What made the project additionally fascinating was the club’s intriguing cast of characters. Walter Hagen’s life as a golfer was spawned in the caddie yard, and he became head pro at the club – and won his first US Open – the summer Ross’s new course was unveiled. Robert Trent Jones was also spawned in the caddie yard, became fascinated by course design watching Ross working nearby at Oak Hill, then added three holes himself – completely out of character with the rest of CCR course – in the ‘50s. Longtime head pro Sam Urzetta, a two-time Walker Cupper who’d retired shortly before I began the project but was still a constant presence on the lesson tee, pulled off one of the biggest upsets in US Amateur history by defeating Frank Stranahan in 1950. And through some older members, a good part of the club’s institutional memory was intact. All that’s part of the story.
So is the fact that Ross made significant alterations to the course twice, the second time almost 20 years after drawing the original plans, allowing me to look at Ross’s growth as an architect and the evolution of the kinds of golfing challenges he presented.

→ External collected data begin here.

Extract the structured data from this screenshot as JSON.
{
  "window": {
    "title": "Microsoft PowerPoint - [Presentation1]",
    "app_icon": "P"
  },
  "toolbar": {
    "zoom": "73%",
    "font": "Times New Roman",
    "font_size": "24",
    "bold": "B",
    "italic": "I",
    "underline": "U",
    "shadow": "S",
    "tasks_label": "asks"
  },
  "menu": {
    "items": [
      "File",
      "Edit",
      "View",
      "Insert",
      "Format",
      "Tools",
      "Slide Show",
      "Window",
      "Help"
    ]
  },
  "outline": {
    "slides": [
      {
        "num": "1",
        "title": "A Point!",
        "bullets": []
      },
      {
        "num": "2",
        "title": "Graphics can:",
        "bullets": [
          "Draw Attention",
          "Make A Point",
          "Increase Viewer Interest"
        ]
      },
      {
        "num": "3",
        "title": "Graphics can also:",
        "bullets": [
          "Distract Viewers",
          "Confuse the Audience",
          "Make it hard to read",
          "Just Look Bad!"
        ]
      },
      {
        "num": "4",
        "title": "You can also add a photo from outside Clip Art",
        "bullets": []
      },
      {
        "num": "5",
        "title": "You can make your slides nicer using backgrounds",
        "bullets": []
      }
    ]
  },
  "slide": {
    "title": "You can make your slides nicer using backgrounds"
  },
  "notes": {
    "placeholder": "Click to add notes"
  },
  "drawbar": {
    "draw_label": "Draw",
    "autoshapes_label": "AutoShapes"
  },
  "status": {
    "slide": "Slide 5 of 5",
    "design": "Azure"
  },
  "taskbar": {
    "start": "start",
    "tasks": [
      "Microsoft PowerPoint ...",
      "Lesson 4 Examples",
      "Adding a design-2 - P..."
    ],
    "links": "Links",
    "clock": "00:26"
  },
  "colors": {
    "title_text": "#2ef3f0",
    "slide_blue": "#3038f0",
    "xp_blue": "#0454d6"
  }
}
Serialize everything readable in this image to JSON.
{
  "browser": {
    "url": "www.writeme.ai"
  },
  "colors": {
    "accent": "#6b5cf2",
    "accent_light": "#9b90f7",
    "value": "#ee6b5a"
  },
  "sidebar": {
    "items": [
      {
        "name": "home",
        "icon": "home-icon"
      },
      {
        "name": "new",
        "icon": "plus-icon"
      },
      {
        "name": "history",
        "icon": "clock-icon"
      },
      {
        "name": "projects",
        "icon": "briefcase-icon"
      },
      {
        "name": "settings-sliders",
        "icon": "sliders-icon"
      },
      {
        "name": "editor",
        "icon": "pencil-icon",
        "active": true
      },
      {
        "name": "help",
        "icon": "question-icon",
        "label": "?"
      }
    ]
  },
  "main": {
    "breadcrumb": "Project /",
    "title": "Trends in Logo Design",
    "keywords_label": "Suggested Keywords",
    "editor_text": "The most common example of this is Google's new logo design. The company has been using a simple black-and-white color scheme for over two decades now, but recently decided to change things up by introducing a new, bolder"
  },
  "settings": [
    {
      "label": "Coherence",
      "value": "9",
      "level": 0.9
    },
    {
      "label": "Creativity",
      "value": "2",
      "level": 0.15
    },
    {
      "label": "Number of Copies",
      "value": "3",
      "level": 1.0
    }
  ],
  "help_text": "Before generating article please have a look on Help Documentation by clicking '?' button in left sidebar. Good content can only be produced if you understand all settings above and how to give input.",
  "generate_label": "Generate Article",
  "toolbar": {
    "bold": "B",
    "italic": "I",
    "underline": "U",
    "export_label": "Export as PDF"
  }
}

Thankfully – from my perspective, certainly – CCR had a committed core golfing membership that was enchanted by the course they had and proud of their perseverence in restoring it to its former glory. They cared enough about the course – host of two women’s Opens and a Women’s Amateur -- to go about the restoration with real dedication to its historical significance and the fact that playing a wide open golf course was going to be a lot more fun. Beyond that, they also had a sense that it was important to preserve the story of the course’s past and present to help assure its future. The book is their record because the keeping the record straight mattered to them.
Shortly after “Lasting Impressions” came out, I wrote a column for SI about the importance of clubs’ maintaining good archives, which might seem off the topic of this post, but goes right to its heart. Clubs don’t maintain – from their papers to their playing surfaces -- what they don’t care about, and they can only care about their past if they have access to it. Not, as I wrote in the column, “because the past is necessarily prologue, but because something that connects the present to the past and links the past to the future is inevitably lost every time a tattered blueprint is thoughtlessly chucked or the oldest members dies with his reminiscences unrecoreded. Without those remnants golf loses texture. Without them golf is simply a game.”